A large number of physiomic pathologies can produce hyperexcitability in cortex. Depending on severity, cortical hyperexcitability may manifest clinically as a hyperkinetic movement disorder or as epilpesy. We focus here on dystonia, a movement disorder that produces involuntary muscle contractions and involves pathology in multiple brain areas including basal ganglia, thalamus, cerebellum, and sensory and motor cortices. Most research in dystonia has focused on basal ganglia, while much pharmacological treatment is provided directly at muscles to prevent contraction. Motor cortex is another potential target for therapy that exhibits pathological dynamics in dystonia, including heightened activity and altered beta oscillations. We developed a multiscale model of primary motor cortex, ranging from molecular, up to cellular, and network levels, containing 1715 compartmental model neurons with multiple ion channels and intracellular molecular dynamics. We wired the model based on electrophysiological data obtained from mouse motor cortex circuit mapping experiments. We used the model to reproduce patterns of heightened activity seen in dystonia by applying independent random variations in parameters to identify pathological parameter sets. These models demonstrated degeneracy, meaning that there were many ways of obtaining the pathological syndrome. There was no single parameter alteration which would consistently distinguish pathological from physiological dynamics. At higher dimensions in parameter space, we were able to use support vector machines to distinguish the two patterns in different regions of space and thereby trace multitarget routes from dystonic to physiological dynamics. These results suggest the use of in silico models for discovery of multitarget drug cocktails.

Restoring Behavior via Inverse Neurocontroller in a Lesioned Cortical Spiking Model Driving a Virtual Arm.

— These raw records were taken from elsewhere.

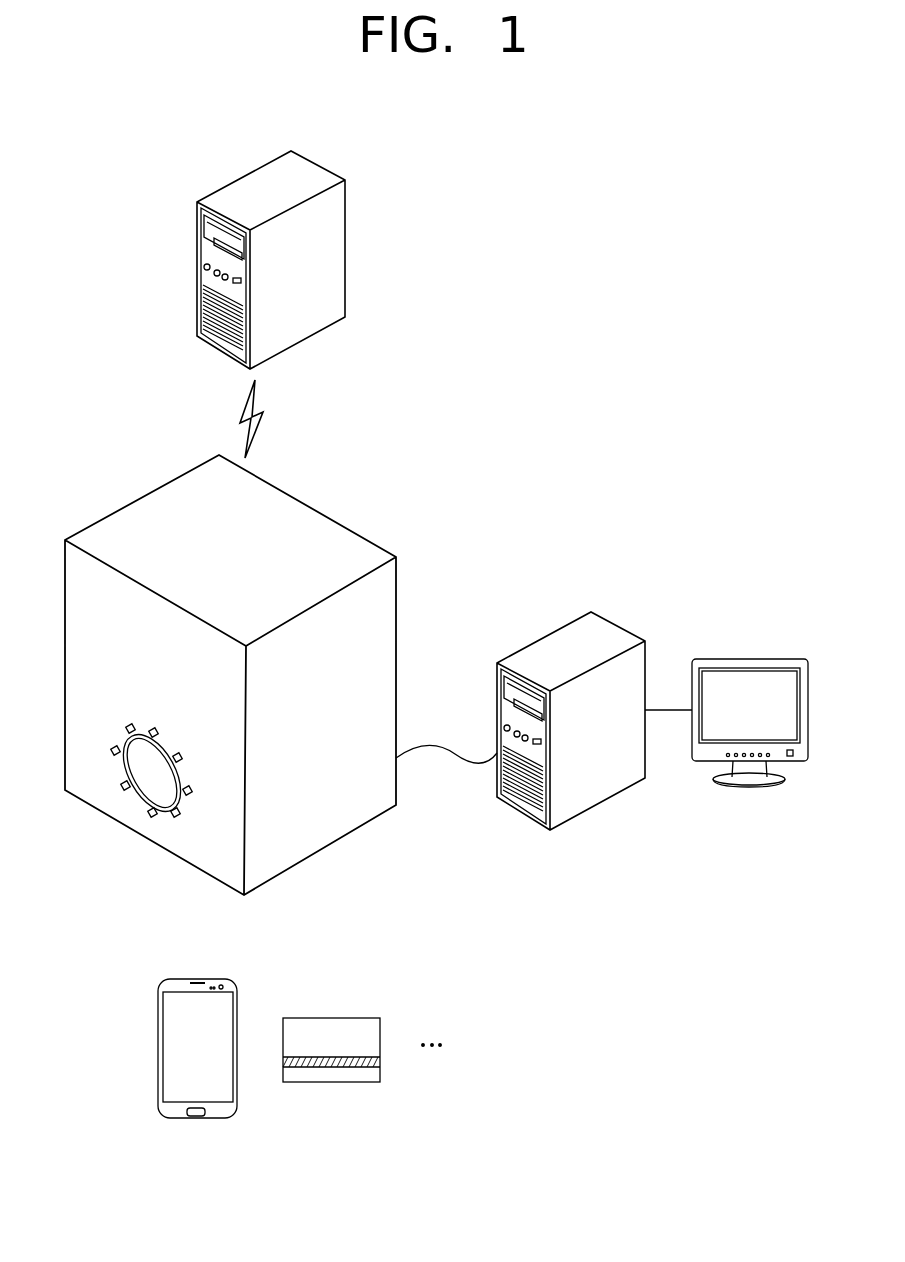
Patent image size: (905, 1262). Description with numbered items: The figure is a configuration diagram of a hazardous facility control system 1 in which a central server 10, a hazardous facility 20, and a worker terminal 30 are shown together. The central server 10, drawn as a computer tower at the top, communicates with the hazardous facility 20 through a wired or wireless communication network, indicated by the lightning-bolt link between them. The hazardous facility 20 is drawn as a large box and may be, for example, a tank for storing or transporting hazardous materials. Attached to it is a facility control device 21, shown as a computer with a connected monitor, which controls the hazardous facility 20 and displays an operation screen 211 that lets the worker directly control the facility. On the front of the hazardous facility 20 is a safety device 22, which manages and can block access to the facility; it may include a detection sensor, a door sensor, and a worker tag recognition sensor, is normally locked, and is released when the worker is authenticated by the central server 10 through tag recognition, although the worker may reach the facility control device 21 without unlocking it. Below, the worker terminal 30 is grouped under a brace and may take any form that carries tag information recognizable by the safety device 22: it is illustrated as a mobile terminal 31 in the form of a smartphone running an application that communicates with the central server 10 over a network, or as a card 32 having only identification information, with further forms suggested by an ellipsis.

The hazardous facility control system 1 is at (665, 345).
The central server 10 is at (346, 240).
The hazardous facility 20 is at (318, 518).
The facility control device 21 is at (563, 627).
The operation screen 211 is at (767, 659).
The safety device 22 is at (150, 782).
The worker terminal 30 is at (331, 1064).
The mobile terminal 31 is at (237, 1003).
The card 32 is at (362, 1018).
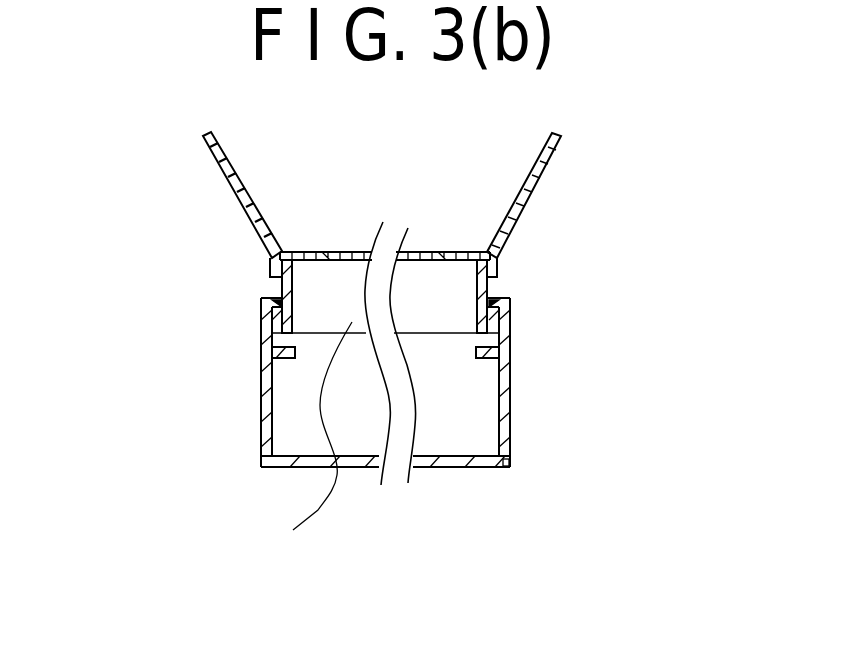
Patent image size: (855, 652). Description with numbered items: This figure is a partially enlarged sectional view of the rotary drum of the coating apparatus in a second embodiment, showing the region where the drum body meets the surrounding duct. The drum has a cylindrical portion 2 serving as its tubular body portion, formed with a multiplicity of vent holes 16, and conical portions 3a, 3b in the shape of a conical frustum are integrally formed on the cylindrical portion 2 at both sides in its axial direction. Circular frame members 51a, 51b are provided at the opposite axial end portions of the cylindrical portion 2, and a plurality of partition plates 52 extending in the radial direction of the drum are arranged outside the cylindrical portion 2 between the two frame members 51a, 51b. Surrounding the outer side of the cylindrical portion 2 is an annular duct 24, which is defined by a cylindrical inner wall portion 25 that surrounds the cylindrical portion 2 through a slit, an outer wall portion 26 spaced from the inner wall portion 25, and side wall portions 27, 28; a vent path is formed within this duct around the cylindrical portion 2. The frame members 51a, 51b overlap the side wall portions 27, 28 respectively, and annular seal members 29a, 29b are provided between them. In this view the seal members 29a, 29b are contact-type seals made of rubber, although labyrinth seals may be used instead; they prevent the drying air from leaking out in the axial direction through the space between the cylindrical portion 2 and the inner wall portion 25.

The cylindrical portion 2 is at (342, 250).
The vent holes 16 is at (460, 250).
The conical portion 3a is at (545, 174).
The conical portion 3b is at (240, 201).
The circular frame member 51a is at (487, 283).
The circular frame member 51b is at (282, 290).
The annular seal member 29a is at (508, 300).
The annular seal member 29b is at (262, 316).
The annular duct 24 is at (518, 410).
The cylindrical inner wall portion 25 is at (510, 370).
The side wall portion 28 is at (262, 415).
The side wall portion 27 is at (513, 458).
The outer wall portion 26 is at (465, 468).
The partition plates 52 is at (310, 452).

Neural stimulation can be used as a tool to elicit natural sensations or behaviors by modulating neural activity. This can be potentially used to mitigate the damage of brain lesions or neural disorders. However, in order to obtain the optimal stimulation sequences, it is necessary to develop neural control methods, for example by constructing an inverse model of the target system. For real brains, this can be very challenging, and often unfeasible, as it requires repeatedly stimulating the neural system to obtain enough probing data, and depends on an unwarranted assumption of stationarity. By contrast, detailed brain simulations may provide an alternative testbed for understanding the interactions between ongoing neural activity and external stimulation. Unlike real brains, the artificial system can be probed extensively and precisely, and detailed output information is readily available. Here we employed a spiking network model of sensorimotor cortex trained to drive a realistic virtual musculoskeletal arm to reach a target. The network was then perturbed, in order to simulate a lesion, by either silencing neurons or removing synaptic connections. All lesions led to significant behvaioral impairments during the reaching task. The remaining cells were then systematically probed with a set of single and multiple-cell stimulations, and results were used to build an inverse model of the neural system. The inverse model was constructed using a kernel adaptive filtering method, and was used to predict the neural stimulation pattern required to recover the pre-lesion neural activity. Applying the derived neurostimulation to the lesioned network improved the reaching behavior performance. This work proposes a novel neurocontrol method, and provides theoretical groundwork on the use biomimetic brain models to develop and evaluate neurocontrollers that restore the function of damaged brain regions and the corresponding motor behaviors.